2005 Assembly Joint Resolution 25
ENROLLED JOINT RESOLUTION
Relating to: the life and public service of George F. Kennan.
Whereas, George Frost Kennan was born in Milwaukee, Wisconsin, on February 16, 1904, and grew up on the east side and died on March 17, 2005, at his home in Princeton, New Jersey, at the age of 101; and
Whereas, Mr. Kennan attended St. John's Military Academy in Delafield and Princeton University, where he received a degree in history in 1925; and
Whereas, he joined the foreign service in 1926 at age 22 and after State Department study in Washington, became U.S. consul in Berlin in 1931; and
Whereas, Mr. Kennan was picked in 1947 by Secretary of State John Marshall to direct the State Department's new policy planning staff; and
Whereas, he achieved fame that same year when an article appeared in the quarterly Foreign Affairs magazine outlining the State Department's policy to keep the Soviet Union from spreading its influence; and
Whereas, not long after that, Mr. Kennan became America's chief global planner when Secretary Marshall gave him 2 weeks to draft the $17 billion U.S. aid program, which became known as the Marshall Plan, that rebuilt Europe after World War II; and
Whereas, as the author of the Containment Policy on United States-Soviet relations, he fashioned the American response to Soviet expansion that avoided war and safely saw the nation through 4 decades of competition with the Soviet Union fraught with nuclear danger; and
Whereas, in 1951, Mr.

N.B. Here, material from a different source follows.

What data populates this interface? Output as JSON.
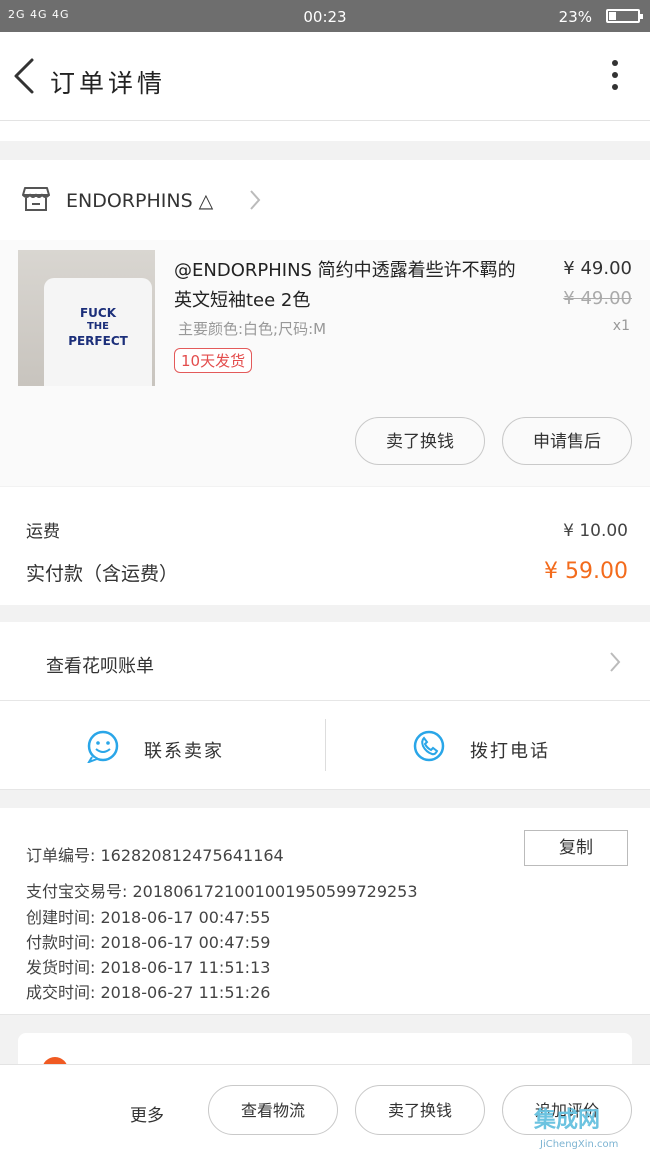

Kennan was picked by President Harry Truman as ambassador to Moscow; and
Whereas, although he left the United States Foreign Service more than 50 years ago, he continued to be a leading thinker in international affairs until his death; and
Whereas, he spent most of the 2nd half of the century at the Institute for Advanced Study in Princeton, New Jersey, where he wrote many of his 22 books on diplomacy and history; and
Whereas, he left his academic pursuits at the request of President John Kennedy to serve as ambassador to Yugoslavia from 1961 to 1963; and
Whereas, in 1989, President George H.W. Bush awarded him the Medal of Freedom, the nation's highest civilian honor; and
Whereas, he spoke at the Pabst Theater at the first Kennan Forum on International Affairs established in his honor in 1990 and received a doctorate of humane letters from the University of Wisconsin-Milwaukee the same year; and
Whereas, he committed his whole adult life to the advancement of reason and human decency and saw many of his ideas prevail as the foreign policy of the United States; and
Whereas, Mr. Kennan was well known as a diplomat, philosopher, and historian with 2 Pulitzer Prizes to his credit; now, therefore, be it
Resolved by the assembly, the senate concurring, That the members of the Wisconsin legislature commend the life of George F. Kennan, and his highly acclaimed body of work that earned him the title as the seer who made Milwaukee famous; and, be it further
Resolved, That the assembly chief clerk shall provide a copy of this joint resolution to Mr. Kennan's wife, Annelise, and their 4 children, Grace Kennan Warnecke, of New York City, Christopher Kennan, of Pine Plains, New York, Joan Kennan, of Washington, D.C., and Wendy Kennan, of Cornwall, England.